As gang threatens violence, families of captured missionaries ask for continued prayers

Families of the American and Canadian missionaries held captive in Haiti thanked believers for their prayers Thursday in a letter read aloud by a spokesman for Christian Aid Ministries, the nonprofit that organized the trip abroad.

"We thank Him that He is God and ask him to hear our prayers and bring our families home," recited Weston Showalter, visibly emotional as he read the families' letter outside the Christian Aid Ministries headquarters in Millersburg, Ohio.

Showalter read from the letter the same day a video circulated on social media showing the leader of the 400 Mawozo gang, which police say kidnapped the missionaries, threatening to kill them if he isn't paid the ransom the gang has demanded for their release.

"I swear by thunder that if I don't get what I'm asking for, I will put a bullet in the heads of these Americans," he said in the video, the Associated Press reported.

Standing before coffins that apparently held the bodies of members of his gang who recently were killed, gang leader Wilson Joseph also threatened Haitian officials.

Seventeen missionaries from America and Canada were captured Saturday in Haiti as they left an orphanage near Port-au-Prince. They include members of a family from Hart, Michigan. Some of the captives are children, including some from the Hart family.

The 400 Mawozo gang is demanding a $1 million ransom per captive.

The Hart family are longtime missionaries and known throughout Oceana County as loving and generous. They are members of the Hart Dunkard Brethren church, a small Anabaptist congregation in rural west Michigan.

The captured missionaries include people from Wisconsin, Ohio, Tennessee, Pennsylvania, Oregon and Ontario, Showalter said.

Their families are in contact and providing each other with encouragement and prayer, Showalter said. In their letter, they also asked people to pray for the kidnappers holding their families hostage.

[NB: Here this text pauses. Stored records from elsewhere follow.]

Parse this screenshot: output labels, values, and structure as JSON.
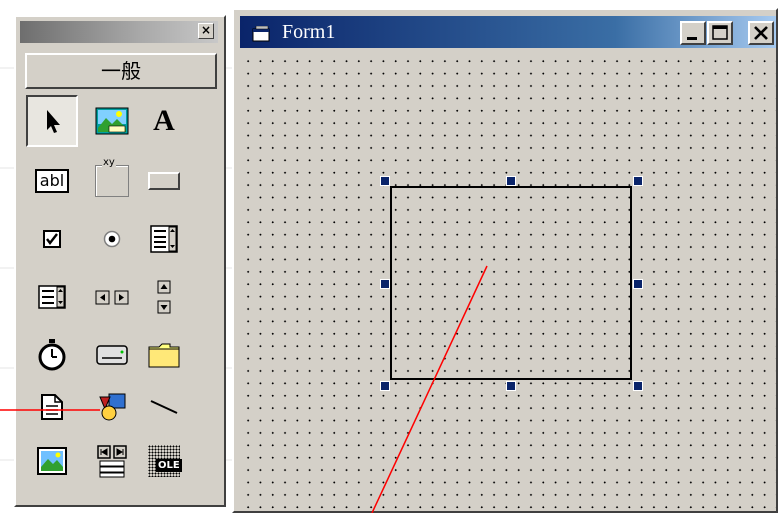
{
  "toolbox": {
    "close_glyph": "×",
    "tab_label": "一般",
    "tools": [
      {
        "name": "pointer-tool-icon"
      },
      {
        "name": "picturebox-tool-icon"
      },
      {
        "name": "label-tool-icon",
        "glyph": "A"
      },
      {
        "name": "textbox-tool-icon",
        "glyph": "abl"
      },
      {
        "name": "frame-tool-icon",
        "glyph": "xy"
      },
      {
        "name": "commandbutton-tool-icon"
      },
      {
        "name": "checkbox-tool-icon"
      },
      {
        "name": "optionbutton-tool-icon"
      },
      {
        "name": "combobox-tool-icon"
      },
      {
        "name": "listbox-tool-icon"
      },
      {
        "name": "hscrollbar-tool-icon"
      },
      {
        "name": "vscrollbar-tool-icon"
      },
      {
        "name": "timer-tool-icon"
      },
      {
        "name": "drivelistbox-tool-icon"
      },
      {
        "name": "dirlistbox-tool-icon"
      },
      {
        "name": "filelistbox-tool-icon"
      },
      {
        "name": "shape-tool-icon"
      },
      {
        "name": "line-tool-icon"
      },
      {
        "name": "image-tool-icon"
      },
      {
        "name": "data-tool-icon"
      },
      {
        "name": "ole-tool-icon",
        "glyph": "OLE"
      }
    ]
  },
  "form": {
    "title": "Form1",
    "minimize_glyph": "_",
    "maximize_glyph": "□",
    "close_glyph": "×"
  },
  "colors": {
    "window_face": "#d4d0c8",
    "title_active_start": "#0a246a",
    "title_active_end": "#a6caf0",
    "handle": "#0a246a",
    "annotation_line": "#ff0000"
  }
}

Christian Aid Ministries published a video of the press conference.

"Thank you again for your prayers," Showalter said. "We greatly appreciate the outpouring of support from all around the world during this difficult time."

Christian Aid Ministries describes itself as a channel allowing Mennonite, Amish and conservative Anabaptist groups to do humanitarian and mission work. The missionaries were in Haiti to work with school children, distribute Bibles and Christian literature, provide medicine to health clinics, distribute food and work with Haitian pastors, the organization said.

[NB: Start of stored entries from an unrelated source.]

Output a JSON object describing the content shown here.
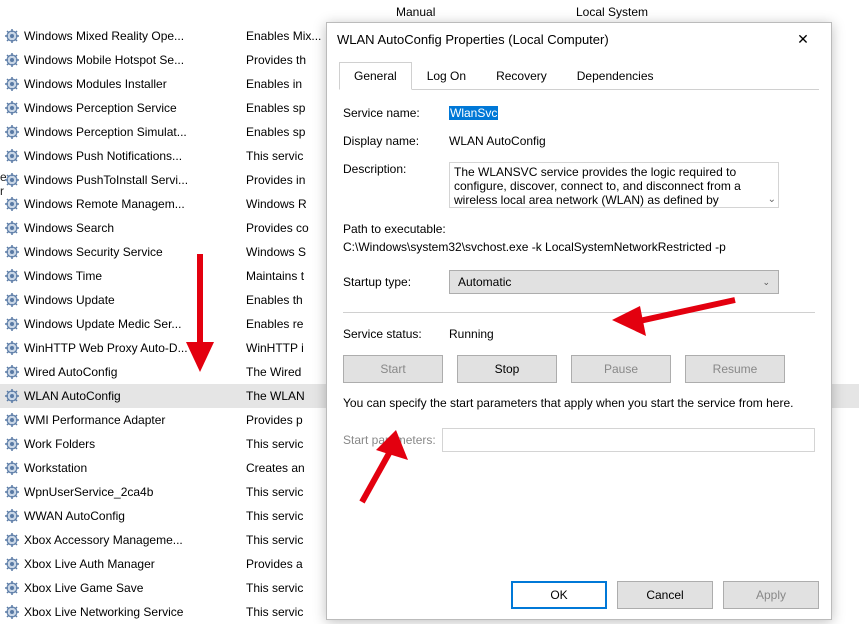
{
  "header": {
    "col_startup": "Manual",
    "col_logon": "Local System"
  },
  "services": [
    {
      "name": "Windows Mixed Reality Ope...",
      "desc": "Enables Mix..."
    },
    {
      "name": "Windows Mobile Hotspot Se...",
      "desc": "Provides th"
    },
    {
      "name": "Windows Modules Installer",
      "desc": "Enables in"
    },
    {
      "name": "Windows Perception Service",
      "desc": "Enables sp"
    },
    {
      "name": "Windows Perception Simulat...",
      "desc": "Enables sp"
    },
    {
      "name": "Windows Push Notifications...",
      "desc": "This servic"
    },
    {
      "name": "Windows PushToInstall Servi...",
      "desc": "Provides in"
    },
    {
      "name": "Windows Remote Managem...",
      "desc": "Windows R"
    },
    {
      "name": "Windows Search",
      "desc": "Provides co"
    },
    {
      "name": "Windows Security Service",
      "desc": "Windows S"
    },
    {
      "name": "Windows Time",
      "desc": "Maintains t"
    },
    {
      "name": "Windows Update",
      "desc": "Enables th"
    },
    {
      "name": "Windows Update Medic Ser...",
      "desc": "Enables re"
    },
    {
      "name": "WinHTTP Web Proxy Auto-D...",
      "desc": "WinHTTP i"
    },
    {
      "name": "Wired AutoConfig",
      "desc": "The Wired"
    },
    {
      "name": "WLAN AutoConfig",
      "desc": "The WLAN",
      "selected": true
    },
    {
      "name": "WMI Performance Adapter",
      "desc": "Provides p"
    },
    {
      "name": "Work Folders",
      "desc": "This servic"
    },
    {
      "name": "Workstation",
      "desc": "Creates an"
    },
    {
      "name": "WpnUserService_2ca4b",
      "desc": "This servic"
    },
    {
      "name": "WWAN AutoConfig",
      "desc": "This servic"
    },
    {
      "name": "Xbox Accessory Manageme...",
      "desc": "This servic"
    },
    {
      "name": "Xbox Live Auth Manager",
      "desc": "Provides a"
    },
    {
      "name": "Xbox Live Game Save",
      "desc": "This servic"
    },
    {
      "name": "Xbox Live Networking Service",
      "desc": "This servic"
    }
  ],
  "dialog": {
    "title": "WLAN AutoConfig Properties (Local Computer)",
    "tabs": {
      "general": "General",
      "logon": "Log On",
      "recovery": "Recovery",
      "deps": "Dependencies"
    },
    "labels": {
      "service_name": "Service name:",
      "display_name": "Display name:",
      "description": "Description:",
      "path": "Path to executable:",
      "startup": "Startup type:",
      "status": "Service status:",
      "hint": "You can specify the start parameters that apply when you start the service from here.",
      "params": "Start parameters:"
    },
    "values": {
      "service_name": "WlanSvc",
      "display_name": "WLAN AutoConfig",
      "description": "The WLANSVC service provides the logic required to configure, discover, connect to, and disconnect from a wireless local area network (WLAN) as defined by",
      "path": "C:\\Windows\\system32\\svchost.exe -k LocalSystemNetworkRestricted -p",
      "startup": "Automatic",
      "status": "Running",
      "params": ""
    },
    "buttons": {
      "start": "Start",
      "stop": "Stop",
      "pause": "Pause",
      "resume": "Resume",
      "ok": "OK",
      "cancel": "Cancel",
      "apply": "Apply"
    }
  },
  "left_edge": {
    "l1": "e",
    "l2": "r"
  }
}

A series of crises have developed in Haiti this year. President Jovenel Moïse was assassinated in July, a devastating earthquake hit in August and a surge in crime and kidnappings have followed.

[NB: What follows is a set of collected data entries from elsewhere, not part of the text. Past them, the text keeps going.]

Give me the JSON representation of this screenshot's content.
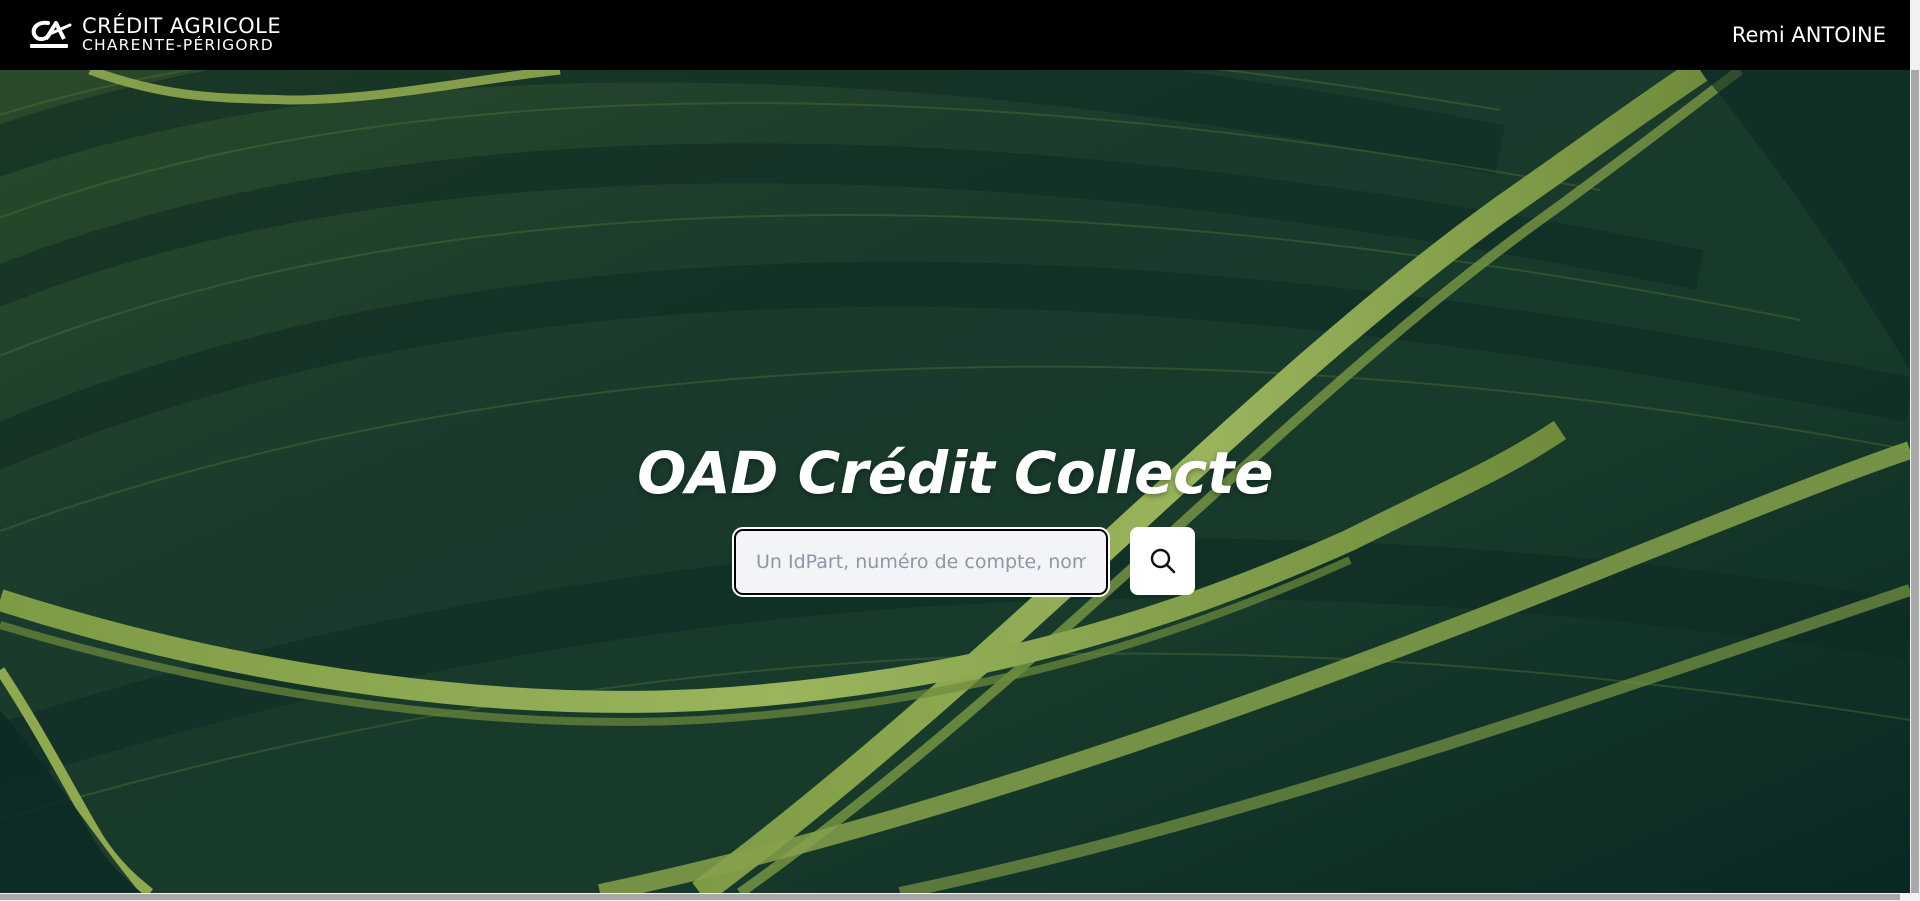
{
  "header": {
    "brand_line1": "CRÉDIT AGRICOLE",
    "brand_line2": "CHARENTE-PÉRIGORD",
    "logo_icon": "credit-agricole-logo",
    "user_name": "Remi ANTOINE"
  },
  "hero": {
    "title": "OAD Crédit Collecte",
    "search_placeholder": "Un IdPart, numéro de compte, nom/prénom...",
    "search_value": "",
    "search_icon": "search-icon"
  },
  "colors": {
    "header_bg": "#000000",
    "hero_bg": "#0d2b24",
    "accent_green": "#8fa94f",
    "text_white": "#ffffff"
  }
}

The federal government does not pay kidnapping ransoms, although experts said private groups like families and churches may do so.

On Tuesday, Secretary of State Antony Blinken said the Biden administration is "relentlessly focused" on the kidnapping. The FBI and State Department have been dispatched and the agencies are working with the missionaries' families, church, Haitian police and Haitian government, he said.